In scena domani 16 novembre allo Spazio Rossellini di Roma ‘Juliette’, ultima fatica creativa del drammaturgo italo-albanese Aleksandros Memetaj, che ha ricreato i testi della famosa opera shakespeariana, in collaborazione con la coreografa italiana Loredana Parrella, ideatrice del progetto teatrale e che ha curato la parte scenica interpretata dai performer di Twain, centro di produzione danza della Regione Lazio.
Dopo la Prima Nazionale che si è tenuta il 26 ottobre al teatro Ermanno Fabbri di Vignola, in coproduzione con la Fondazione Teatro Comunale di Modena, arriva nella capitale questa trasposizione visionaria solo parzialmente ispirata all’opera ‘Romeo e Giulietta’, perché in realtà il testo illustra una ipotetica ‘sliding door’ della nostra giovane protagonista che rifugge dal destino che le aveva assegnato l’autore elisabettiano
E se…
E se, nel quinto atto, non succedesse che Juliette si uccida per seguire il suo adorato Romeo?
Sul palco Juliette sceglie la vita, infatti.
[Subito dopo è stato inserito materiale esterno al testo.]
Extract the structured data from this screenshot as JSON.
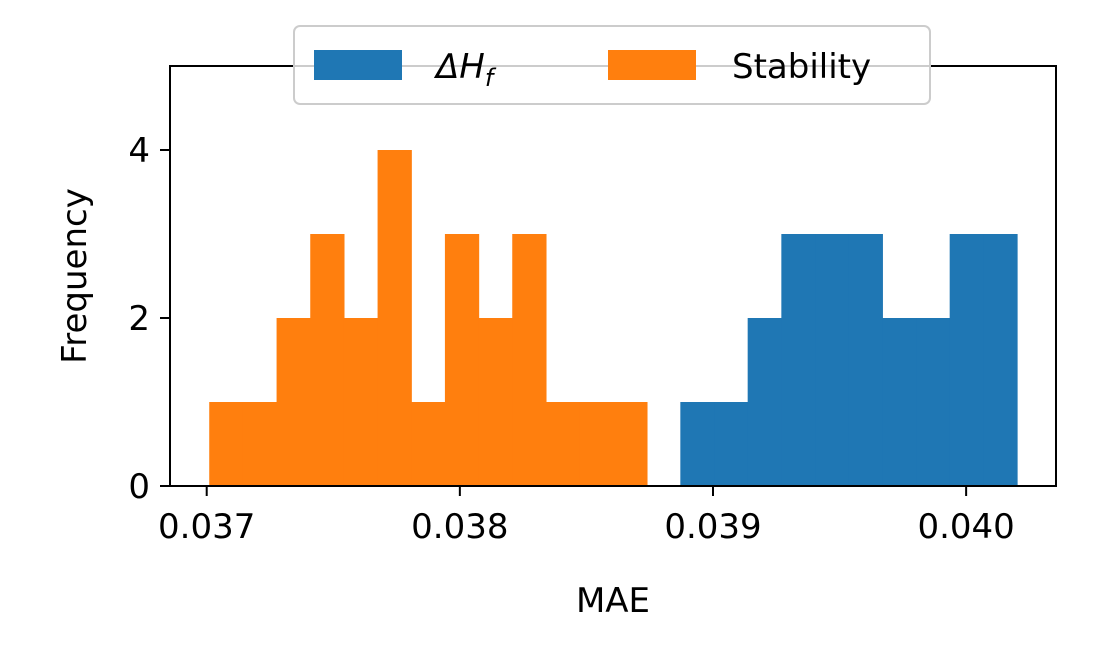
{
  "chart_data": {
    "type": "bar",
    "xlabel": "MAE",
    "ylabel": "Frequency",
    "xlim": [
      0.036855,
      0.040355
    ],
    "ylim": [
      0,
      5
    ],
    "xticks": [
      0.037,
      0.038,
      0.039,
      0.04
    ],
    "xtick_labels": [
      "0.037",
      "0.038",
      "0.039",
      "0.040"
    ],
    "yticks": [
      0,
      2,
      4
    ],
    "ytick_labels": [
      "0",
      "2",
      "4"
    ],
    "grid": false,
    "legend": {
      "placement": "top-center",
      "columns": 2
    },
    "series": [
      {
        "name": "Stability",
        "legend_label": "Stability",
        "color": "#ff7f0e",
        "bin_edges": [
          0.03701,
          0.037143,
          0.037276,
          0.037409,
          0.037542,
          0.037675,
          0.037808,
          0.037941,
          0.038074,
          0.038207,
          0.03834,
          0.038473,
          0.038606,
          0.038739
        ],
        "counts": [
          1,
          1,
          2,
          3,
          2,
          4,
          1,
          3,
          2,
          3,
          1,
          1,
          1
        ]
      },
      {
        "name": "ΔHf",
        "legend_main": "ΔH",
        "legend_sub": "f",
        "color": "#1f77b4",
        "bin_edges": [
          0.038871,
          0.039004,
          0.039137,
          0.03927,
          0.039403,
          0.039536,
          0.039669,
          0.039802,
          0.039935,
          0.040068,
          0.040201
        ],
        "counts": [
          1,
          1,
          2,
          3,
          3,
          3,
          2,
          2,
          3,
          3
        ]
      }
    ]
  }
}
Riscrive il suo destino, lasciandosi alle spalle la sua famiglia, Paride e Romeo morti, la nutrice, Mercuzio, il frate che le ha dato la pozione soporifera che ha creato il tragico retroscena di cui Romeo non è mai venuto a conoscenza..
Juliette sceglie la vita, dicevamo, ma lascia nel tormento le persone costrette a vivere il dramma della sua fuga. La storia diventa un intreccio di amore, dolore, rancore, sensi di colpa.
Se nell’opera originale è l’intera città di Verona ad essere il mondo intorno al quale ruotano le vicende dei protagonisti, ora è il mondo di frate Lorenzo a fare da cornice al viaggio di Juliette, perché incastrato nei sensi di colpa per aver provocato una tragedia così immane.
La Giulietta, ora Juliette, della storia si rivela in tutto il suo coraggio, quello di chi ha deciso di partire condannando alla sofferenza chi è stato costretto a rimanere.
Aleksandros Memetaj
Il drammaturgo italo-albanese ha solo 6 mesi quando, nel 1991, arriva in Italia.
Ci arriva tenuto in braccio dal padre, quello che poi sarà il suo eroe, un uomo che in Albania aveva due lauree e in Italia, pur di garantire gli studi al figlio, si reinventa pizzaiolo e calzolaio.
Aleksandros è un giovane dalla doppia anima. Vive in Veneto, questo sì, ma, sebbene abbia lasciato l’Albania che, tecnicamente, non ne possa avere un ricordo diretto, sente che quella terra gli manca da morire.
È una nostalgia di casa che forse non riesce a spiegare nell’immediato a parole. Ma trova un canale alternativo per farlo. Farà parlare la scena, quelle dello spettacolo a cui ha dato vita e che ha riscosso un grandissimo successo di critica.
‘Albania casa mia’, questo il titolo. Autobiografia allo stato puro. Perché, come ammette lui stesso, fare l’attore per lui non è solo lavoro. Per il tipo di carattere che ha, abbastanza schivo alle divagazioni sociali tipiche del mondo dello spettacolo, l’arte interpretativa è una sorta di catarsi.
Il teatro, molto più intimista, ad esempio, della tv, ben si presta a raccontare grandi storie in piccoli spazi. ‘Albania casa mia’ ne è un esempio. Monologo eccelso in cui Aleksandros si impone sul palco non solo con la sua voce, ma anche con la mimica del corpo. A tratti sembra di vedere il tormentato Amleto. Caso mai ci fosse da dubitare dell’amore che ha il drammaturgo italo-albanese per il drammaturgo inglese.
Uno spettacolo che svela la doppia anima dell’autore albanese. Quella italiana, risultato naturale della vita che ha sempre trascorso in Veneto, anche se l’ha fatto costantemente sentire ‘ospite in casa altrui’. E quella albanese, l’anima dei ricordi, quella dei suoi genitori, della nostalgia di un Paese che ha visto il baratro e ha costretto alla fuga il suo popolo.
Benché l’opera sia del 2016, continua ancora ad avere un successo clamoroso.
Per chi volesse vederla o, perché no, rivederla, ‘Albania casa mia’ sarà di nuovo in scena a Pistoia, al Teatro Bolognini, il 30 novembre prossimo, in occasione delle manifestazioni previste per festeggiare il 107° anniversario dell’Indipendenza albanese.